Wow!!! I love the whole thing to pieces, Wrick! May I use it to make a larger story here with our haiku, like a haibun on ‘shower trees’? No, the compliment is yours not mine! I love your utterly busy mind–it makes mine spin in spaces I wouldn’t recall going back to and what hidden gems do lie waiting to sparkle. Thanks again and please let me know it it’s alright for me to pull this comment for a new post.
aloha alee9 – yes. the bottom line for you to use this comment is yes.
although i’m not quite sure what you have in mind or exactly how you wish to use it, i think it would be fun to see what you do with it. so, yes. go ahead.
i’m not sure if i can help or not? if so, let me know.
also – just so you know. sometimes i save my comments. ones like this where i’ve rattled on about something that i like or that i think others might value (like in art discussions). i save the comments because i think i may do something with them some day. although what i’ll do is only a loose idea right now. so, just so you know. i too may use this comment at some point in some way.
whew. all that said. i take it that this will in some way be a collaboration. i like that. and if there is some way in which you’d like to collaborate on something – not necessarily this comment – but another work – let me know that too if it interests you.

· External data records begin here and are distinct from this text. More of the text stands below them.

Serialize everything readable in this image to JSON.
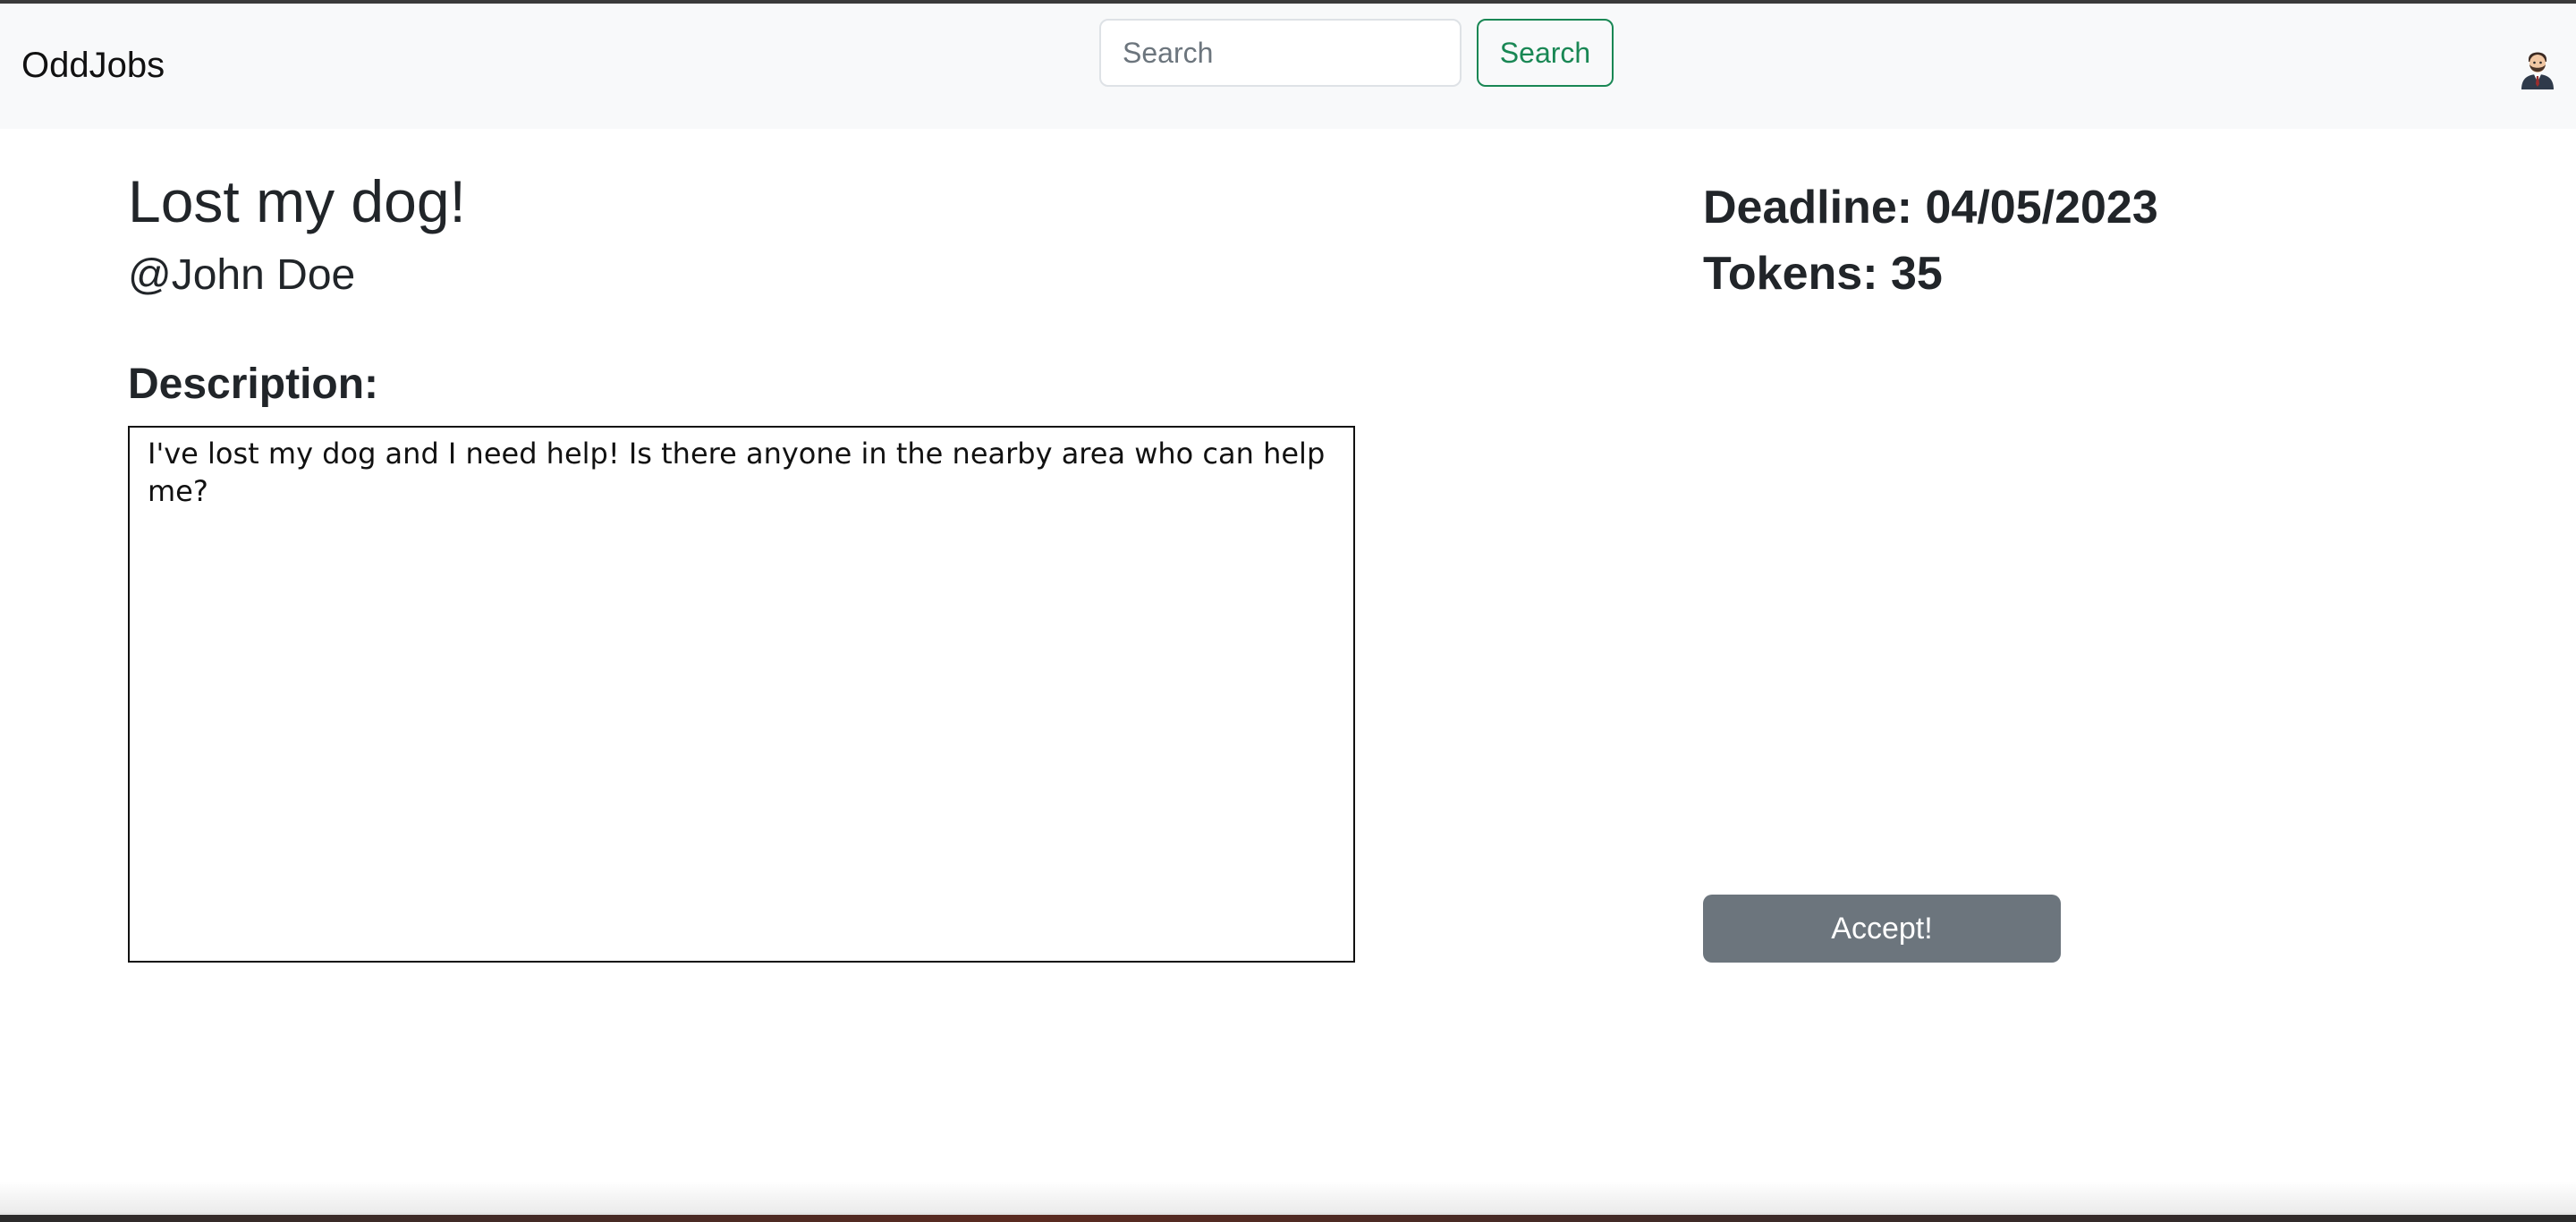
{
  "navbar": {
    "brand": "OddJobs",
    "search": {
      "placeholder": "Search",
      "value": "",
      "button_label": "Search"
    },
    "avatar_icon": "user-avatar-icon"
  },
  "job": {
    "title": "Lost my dog!",
    "author": "@John Doe",
    "description_heading": "Description:",
    "description": "I've lost my dog and I need help! Is there anyone in the nearby area who can help me?",
    "deadline": "Deadline: 04/05/2023",
    "tokens": "Tokens: 35",
    "accept_label": "Accept!"
  },
  "colors": {
    "navbar_bg": "#f8f9fa",
    "search_button": "#198754",
    "accept_button": "#6c757d",
    "text": "#212529"
  }
}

to be clear… i’m not a greatly knowledgeable writer. so i do not always know the poetic terms, names and so on – on any form of writing – poetry or prose.
i do like to explore tho. so, if a collaboration of some kind appeals to you. let me know – especially if you have that ability to edit me into some kind of form that makes sense rather than just me rambling.
at one point i did look into – may be it was – haibun? where one poet leaves a line or two. and the next poet continues on. i’m not sure i fully understood it. or how to go about it. so you see, i’d need a helping hand in that way, if we were to do something more than what you are thinking about with this comment.
cool. and i look forward to what you do. and no worries if you get into it and realize it will not work – or if you realize you do not have time and so decide you can not do it at all. how ever it works out will be fine. – i would like to see what you do if that is okay when ever you are ready to show me.
cool again. have fun. and thank you for asking – aloha.
Thank you, Wrick! I love that you’re so flexible and linient! You allow me a lot of space to think of what to do with this wonderful exchange of ideas. Yes, I’ll email it to you as soon as I compose a good one. Thanks again!